Dzięki Redaktorowi naczelnemu "Newsweeka"m którym jest Tomasz Lis
wiemy jakie teraz emocje panują w jego redakcji. Lis podkreślił, że wszyscą są zdołowani wynikami.
Zaznaczmy, że to właśnie kandydat Koalicji Obywatelskiej na prezydenta RP Rafał Trzaskowski w kampanii wyborczej bardzo często był na okładkach "Newsweeka", a redaktor naczelny Tomasz Lis nie krył sympatii do przedstawiciela opozycji. Czy tak powinny działać "wolne media" i jawnie wspierać jednego z kandydatów, jednocześnie to samo zarzucając drugiej stronie?

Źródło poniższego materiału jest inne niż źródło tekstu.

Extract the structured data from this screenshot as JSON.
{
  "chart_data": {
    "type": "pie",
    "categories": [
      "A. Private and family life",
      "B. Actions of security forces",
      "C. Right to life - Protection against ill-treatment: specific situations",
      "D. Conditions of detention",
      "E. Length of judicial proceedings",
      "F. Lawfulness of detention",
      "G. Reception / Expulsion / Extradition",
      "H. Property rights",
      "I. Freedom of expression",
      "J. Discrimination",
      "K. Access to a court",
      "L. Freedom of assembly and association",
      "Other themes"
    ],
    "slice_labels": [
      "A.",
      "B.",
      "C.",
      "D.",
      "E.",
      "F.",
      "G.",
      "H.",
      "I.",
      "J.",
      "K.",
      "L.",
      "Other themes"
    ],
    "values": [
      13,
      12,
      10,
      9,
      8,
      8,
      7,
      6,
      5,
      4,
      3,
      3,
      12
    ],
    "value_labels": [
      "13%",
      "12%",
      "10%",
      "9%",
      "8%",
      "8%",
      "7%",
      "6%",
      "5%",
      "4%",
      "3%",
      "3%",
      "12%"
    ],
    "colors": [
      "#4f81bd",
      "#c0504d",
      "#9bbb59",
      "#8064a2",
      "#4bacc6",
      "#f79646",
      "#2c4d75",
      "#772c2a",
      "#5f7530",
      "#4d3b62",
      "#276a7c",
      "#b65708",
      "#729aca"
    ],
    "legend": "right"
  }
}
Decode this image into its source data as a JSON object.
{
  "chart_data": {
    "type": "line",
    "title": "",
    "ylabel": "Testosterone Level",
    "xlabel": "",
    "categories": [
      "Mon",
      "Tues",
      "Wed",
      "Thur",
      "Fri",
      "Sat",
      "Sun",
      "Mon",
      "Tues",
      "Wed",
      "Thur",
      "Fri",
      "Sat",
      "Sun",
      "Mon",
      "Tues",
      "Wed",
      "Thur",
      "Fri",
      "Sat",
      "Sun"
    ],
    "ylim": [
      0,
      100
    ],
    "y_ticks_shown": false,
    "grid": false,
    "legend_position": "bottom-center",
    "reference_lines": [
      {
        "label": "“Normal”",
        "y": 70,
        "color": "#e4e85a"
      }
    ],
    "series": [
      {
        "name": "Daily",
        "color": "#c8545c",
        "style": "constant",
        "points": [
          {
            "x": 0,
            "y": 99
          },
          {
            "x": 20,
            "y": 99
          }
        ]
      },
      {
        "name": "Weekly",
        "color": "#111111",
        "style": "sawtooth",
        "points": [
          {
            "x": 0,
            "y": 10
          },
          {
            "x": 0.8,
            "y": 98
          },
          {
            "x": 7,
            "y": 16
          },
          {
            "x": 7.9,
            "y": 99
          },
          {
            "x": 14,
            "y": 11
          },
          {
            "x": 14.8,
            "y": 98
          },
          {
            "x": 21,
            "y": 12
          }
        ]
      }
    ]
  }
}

Przypomnieć warto jedną z ostatnich okładek gazety Tomasza Lisa:
Najnowszy Newsweek. Dzień po przegranej pierwszej turze postanowiłem zobaczyć z bliska jaka jest forma kandydata i jakie są nastroje jego wyborców. To co widziałem, to w sumie dobre wieści dla zwolenników Rafała Trzaskowskiego.Kampania z bliska. Polecam. pic.twitter.com/J8BH8elNce
— Tomasz Lis (@lis_tomasz) July 5, 2020
Rafał Trzaskowski przegrał z urzędującym prezydentem Andrzejem Dudą. To było powodem dlaczego w redakcji Tomasza Lisa zapanował smutek i niezadowolenie
W redakcji wszyscy zdołowani. Zakończyłem pierwszymi dwiema linijkami z hymnu harcerskiego:
Wszystko co nasze Polsce oddamy.
W niej tylko życie, więc idziem żyć.
— Tomasz Lis (@lis_tomasz) July 13, 2020
Jakie dalej emocje będą panować w redakcji Tomasza Lisa?